Book Review: Capital by John Lanchester



Capital by John Lanchester
My rating: 3 of 5 stars
Publisher:  W.W. Norton Company


Summary:  Celebrated novelist John Lanchester (author of The Debt to Pleasure) returns with an epic novel that captures the obsessions of our time. It’s 2008 and things are falling apart: Bear Stearns and Lehman Brothers are going under, and the residents of Pepys Road, London—a banker and his shopaholic wife, an old woman dying of a brain tumor and her graffiti-artist grandson, Pakistani shop owners and a shadowy refugee who works as the meter maid, the young soccer star from Senegal and his minder—are receiving anonymous postcards reading “We Want What You Have.” Who is behind it? What do they want? Epic in scope yet intimate, capturing the ordinary dramas of very different lives, this is a novel of love and suspicion, of financial collapse and terrorist threat, of property values going up and fortunes going down, and of a city at a moment of extraordinary tension.

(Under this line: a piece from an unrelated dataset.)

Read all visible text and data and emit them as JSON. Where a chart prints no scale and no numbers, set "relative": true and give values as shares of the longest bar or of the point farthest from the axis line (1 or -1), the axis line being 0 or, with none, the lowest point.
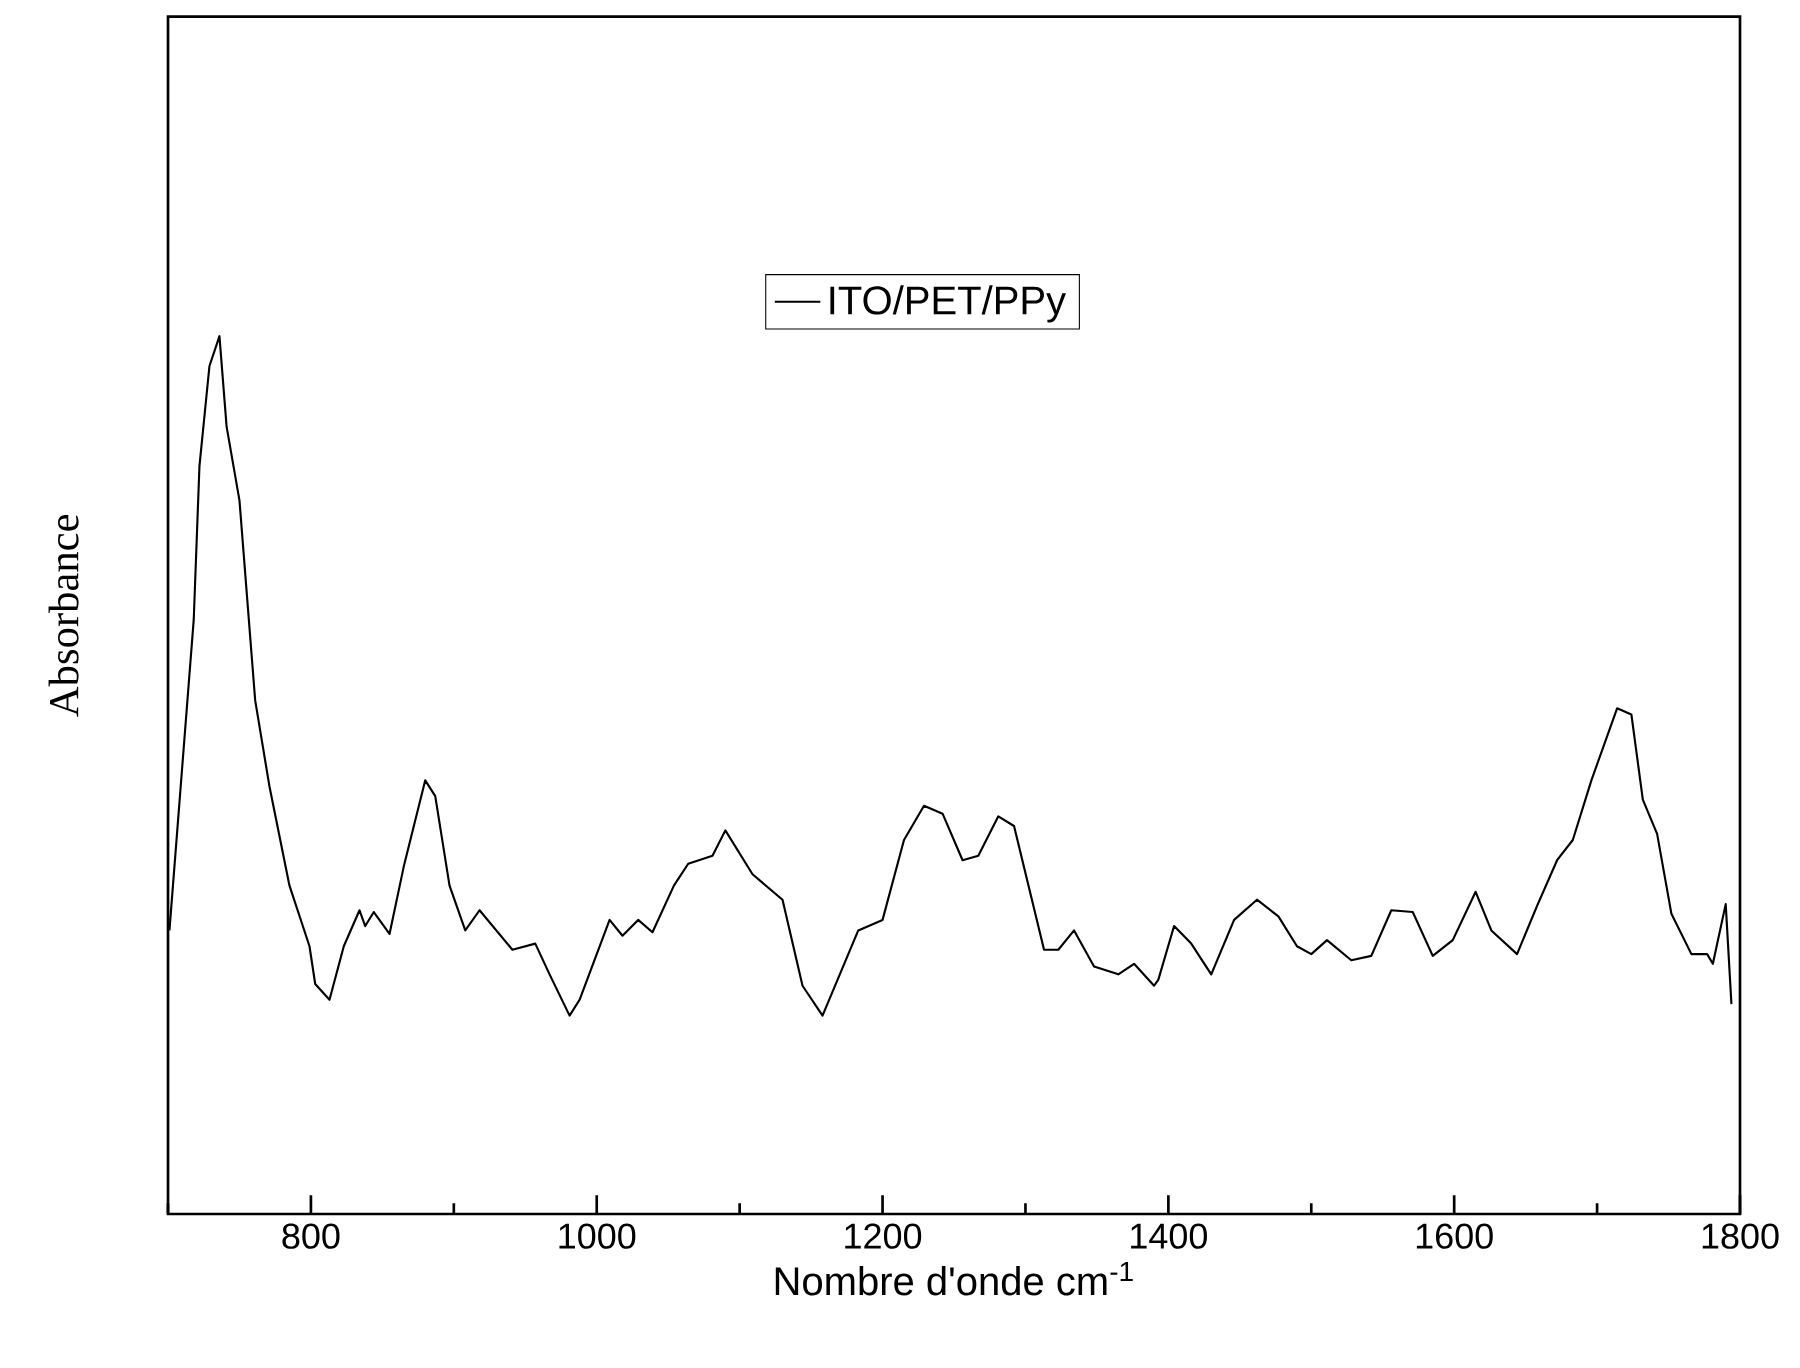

I wish I'd saved this one for summer vacation beachside. The tension was there until the collapse of 2008 and then I am surprised to say, nothing much dramatic happened. The first third of the book was quite engaging and held a lot of promise as we got to know the residents of Pepys Road. I truly felt impending doom and anxiety for them as time barreled on. I had anxiety just reading an accounting of the amount and cost of the life the Younts were leading. It was so extreme a case of affluenza that it wasn't just off-putting, it was suffocating. So when the entire story sort of meandered toward its conclusion, I was left feeling a but let down. Still, it was something of a page-turner and it held my interest quite keenly for about 75% of the way through. It's not the deeper social commentary I'd expected but it is interesting enough to want to finish. I'd recommend this one as good for vacation or time spent during air travel or waiting on jury duty day.